[Refren x2]
Tych parę słów, druga część, tu ulica
Obraz jak żywy, odbity w źrenicach
Bez kopii i fałszu, przeklęty przez prawo
Nic nie zakłóci tego przekazu
[Zwrotka 1]
Do zwykłych chłopaków, co nie lubią siedzieć w domu
Odcisk rozbitych rodzin, własne blizny przestrogą
Ratunkową łodzią bliscy żeby tu nie płynąć
Że razem, waga ciała, zbroić się, wojna blisko
Domowe ognisko, cena wyższa niż złoto
Szelest banknotów, rzadko kiedy bez kłopotów
Przeciwności losu, niziny, a pod górkę
Łatwiej jest we dwójkę, nie chodzi mi o bójkę
Z opłakanym skutkiem zdrada traktowana
Do grobu tajemnice, źle się skończy jak wygadasz
Dalej zakazana, non stop tu się dużo jara
Hieny palą frana, naliczony, tak się działa
Z fartem jak sprawa, oby kaucję chociaż dała
Dzisiaj świeci słońce, jutro przecież może padać
Monotonia skłania, by upiększyć coś od zaraz
Tych parę słów dwa, bez cenzury, a jak!
[Refren x2]
Tych parę słów, druga część, tu ulica
Obraz jak żywy, odbity w źrenicach
Bez kopii i fałszu, przeklęty przez prawo
Nic nie zakłóci tego przekazu
[Zwrotka 2]
To co w głowie i na sercu, dym, rym się nagrywa
Burzę zapowiada często tylko cisza
Bezradność się nazywa, kiedy możesz tylko gdybać
Szybciej umiera, bez wody kwiat usycha
Pycha to gorzkie sreberko z białym proszkiem
Jak najdłużej w poście, postanowienie mądre
Okrągłe, czerwone, z białą kreską, nie wierzę
Nie każdy się załapie, tak myślę, a to jest tam
Moje, twoje, nasze, szlug za szlugą czasem gaszę
Między wieżowcami wiat, mostów mniej, dużo kamer
Od lat zwyczaje, kto wykopie - leci, tak jest
Lepiej jest nie wiedzieć gdzie co kitra i jest fajnie
Brzydko, brutalnie, dla niektórych to normalnie
Kto nie chciałby powiedzieć "moje hobby robi na mnie"?

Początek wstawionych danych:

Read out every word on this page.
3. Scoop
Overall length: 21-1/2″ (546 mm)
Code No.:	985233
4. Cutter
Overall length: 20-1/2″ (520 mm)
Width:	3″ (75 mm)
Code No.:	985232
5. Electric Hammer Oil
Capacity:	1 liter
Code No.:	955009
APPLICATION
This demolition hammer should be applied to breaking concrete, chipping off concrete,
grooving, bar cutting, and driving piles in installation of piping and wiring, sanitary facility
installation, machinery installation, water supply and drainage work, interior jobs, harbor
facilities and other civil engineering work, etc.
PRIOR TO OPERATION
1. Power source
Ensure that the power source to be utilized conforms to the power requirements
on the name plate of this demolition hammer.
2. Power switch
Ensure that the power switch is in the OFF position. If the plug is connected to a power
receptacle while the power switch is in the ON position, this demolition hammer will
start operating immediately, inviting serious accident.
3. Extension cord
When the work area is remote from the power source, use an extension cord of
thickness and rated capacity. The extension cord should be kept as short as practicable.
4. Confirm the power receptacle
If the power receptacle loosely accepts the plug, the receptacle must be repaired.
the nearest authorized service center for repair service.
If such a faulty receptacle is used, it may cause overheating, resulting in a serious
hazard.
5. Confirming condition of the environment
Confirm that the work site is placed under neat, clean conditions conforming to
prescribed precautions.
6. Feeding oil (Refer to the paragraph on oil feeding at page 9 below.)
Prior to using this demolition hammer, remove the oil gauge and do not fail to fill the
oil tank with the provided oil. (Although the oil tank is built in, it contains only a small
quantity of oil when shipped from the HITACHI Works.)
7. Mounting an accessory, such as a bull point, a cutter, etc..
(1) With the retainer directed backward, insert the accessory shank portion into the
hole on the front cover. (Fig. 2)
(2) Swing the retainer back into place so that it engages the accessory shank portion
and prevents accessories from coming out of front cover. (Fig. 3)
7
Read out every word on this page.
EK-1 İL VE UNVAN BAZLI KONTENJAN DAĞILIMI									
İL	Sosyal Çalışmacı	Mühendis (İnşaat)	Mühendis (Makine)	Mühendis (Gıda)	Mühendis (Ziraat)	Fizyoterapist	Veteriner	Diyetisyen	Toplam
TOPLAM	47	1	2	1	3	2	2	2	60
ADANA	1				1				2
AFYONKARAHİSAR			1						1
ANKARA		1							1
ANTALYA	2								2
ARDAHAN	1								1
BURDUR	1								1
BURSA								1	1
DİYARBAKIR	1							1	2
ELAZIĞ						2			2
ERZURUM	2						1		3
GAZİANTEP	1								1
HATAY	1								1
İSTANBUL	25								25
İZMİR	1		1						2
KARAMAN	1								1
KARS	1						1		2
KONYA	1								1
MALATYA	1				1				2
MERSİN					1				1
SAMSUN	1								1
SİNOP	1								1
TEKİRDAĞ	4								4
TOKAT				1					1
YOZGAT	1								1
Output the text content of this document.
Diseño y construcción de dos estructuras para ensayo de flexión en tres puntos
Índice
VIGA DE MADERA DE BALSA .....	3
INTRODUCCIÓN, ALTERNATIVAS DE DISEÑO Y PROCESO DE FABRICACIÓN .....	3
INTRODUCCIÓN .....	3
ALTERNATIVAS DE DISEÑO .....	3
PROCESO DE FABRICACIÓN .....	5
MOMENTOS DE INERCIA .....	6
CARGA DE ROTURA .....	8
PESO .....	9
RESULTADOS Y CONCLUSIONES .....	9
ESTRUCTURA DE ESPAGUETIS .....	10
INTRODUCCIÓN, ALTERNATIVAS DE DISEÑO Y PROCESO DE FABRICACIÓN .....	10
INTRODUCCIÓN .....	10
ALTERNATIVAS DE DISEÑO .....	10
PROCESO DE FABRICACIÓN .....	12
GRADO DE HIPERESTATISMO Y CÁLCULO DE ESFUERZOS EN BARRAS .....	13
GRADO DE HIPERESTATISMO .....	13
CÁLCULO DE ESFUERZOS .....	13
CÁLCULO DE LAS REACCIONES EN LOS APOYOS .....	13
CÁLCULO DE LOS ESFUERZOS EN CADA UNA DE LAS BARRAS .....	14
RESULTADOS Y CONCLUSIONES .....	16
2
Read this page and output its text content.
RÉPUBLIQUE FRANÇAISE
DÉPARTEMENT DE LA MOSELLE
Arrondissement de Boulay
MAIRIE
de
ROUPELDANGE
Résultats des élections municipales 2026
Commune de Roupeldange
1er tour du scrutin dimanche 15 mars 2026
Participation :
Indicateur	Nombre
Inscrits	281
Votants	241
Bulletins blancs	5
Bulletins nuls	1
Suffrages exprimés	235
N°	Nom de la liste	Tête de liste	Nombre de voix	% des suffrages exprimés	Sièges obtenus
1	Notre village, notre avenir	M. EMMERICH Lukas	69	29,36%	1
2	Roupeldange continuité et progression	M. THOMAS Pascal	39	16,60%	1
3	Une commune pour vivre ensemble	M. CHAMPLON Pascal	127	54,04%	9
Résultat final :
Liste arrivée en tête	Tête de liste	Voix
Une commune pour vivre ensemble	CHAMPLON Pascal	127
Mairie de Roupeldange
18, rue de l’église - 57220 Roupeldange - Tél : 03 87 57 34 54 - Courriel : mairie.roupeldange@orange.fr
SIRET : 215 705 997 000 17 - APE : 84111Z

Nieładnie się dzieje, czasem chyba zapomnieli
Tych parę słów dwa, mam z kim się dzielić
[Refren x2]
Tych parę słów, druga część, tu ulica
Obraz jak żywy, odbity w źrenicach
Bez kopii i fałszu, przeklęty przez prawo
Nic nie zakłóci tego przekazu [Tekst i adnotacje na Rap Genius Polska]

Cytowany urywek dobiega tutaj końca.